Management solutions are not just more logging. Several management activities are designed to reduce the occurrence of catastrophic wildfires. However, the most effective fuel treatments include prescribed fire or thinning treatments that won’t necessarily produce merchantable timber. In the Sierra Nevada, for example, many ecosystems contain a mixture of pine trees and shrubs. While these mixed forests benefit from fuel reduction treatments, most of the material that needs to be removed is understory vegetation (known as ladder fuels).
It is important to know when and where treatments are likely to be most effective and ecologically appropriate. Best management practices can differ between the Sierra Nevada, which has a predominantly fuel-limited fire regime vs. the Western Cascades, where the fire regime is climate-limited. Climate helps set the conditions for forest management. What works in some locations may not work in others, and climate change is creating an ever-changing baseline where what works now may not work later.
For an ignition to grow into a catastrophic megafire, climate and fuel conditions have to be right. For example, one reason the 2020 California lightning complexes spread so explosively is because high-density lightning strikes coincided with extreme temperatures and dry fuels. California’s fuel landscape has also been modified by the 2012-2016 drought (driven in part by climate change), which caused widespread forest mortality and left more than 100 million dead trees on the landscape. Drought mortality is confounded by forest health issues, including beetle and pathogen outbreaks, which are themselves exacerbated by climate change. In the Sierra Nevada, these conditions have combined with wind events, warming, and fuel accumulation (due to fire suppression) to enable lightning and human-caused ignitions to grow into massive wildfires.

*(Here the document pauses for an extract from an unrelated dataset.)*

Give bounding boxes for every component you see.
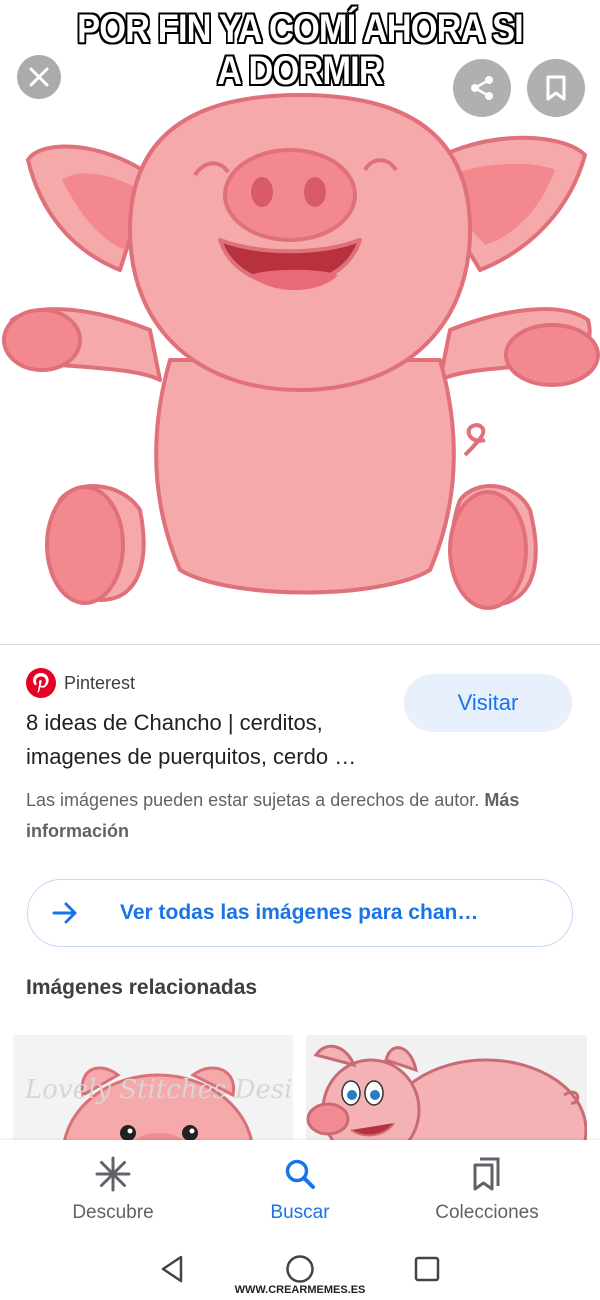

Fire regimes vary across the western U.S. As a result, plants have a variety of fire adaptations depending on which fire regime they evolved under. Problems arise when fire regimes are pushed outside their historical range of variability–that can mean more frequent fire in climate-limited systems that typically experience infrequent, high severity fires (e.g., lodgepole pine forests in the Greater Yellowstone Ecosystem) or more severe fire in fuel-limited systems that are adapted to frequent, low severity fire (e.g., southwestern Ponderosa Pine forests and yellow pine and mixed-conifer forests in the Sierra Nevada).
Our ability to mitigate the risks associated with extreme fires, and their effects on communities, lives, and the environment, depends in part on why these fires are increasing in the first place. The underlying causes of wildfire cannot be reduced to a simplistic dichotomy between climate change and management. Solutions to the growing wildfire problem must be multifaceted and location-based. They must include an aggressive reduction in greenhouse gas emissions, ecologically appropriate fuel management that incorporates indigenous knowledge, consideration of local communities and resources, and strategies for living with fire.
Erin Hanan is an Assistant Professor in the Department of Natural Resources and Environmental Science at the University of Nevada, Reno. Her research lab uses process-based models, remote sensing, and empirical analysis to answer questions about how climate change will influence future fire regimes, how these shifts will alter biogeochemical and ecohydrologic processes, and how we can mitigate the effects of climate change through management.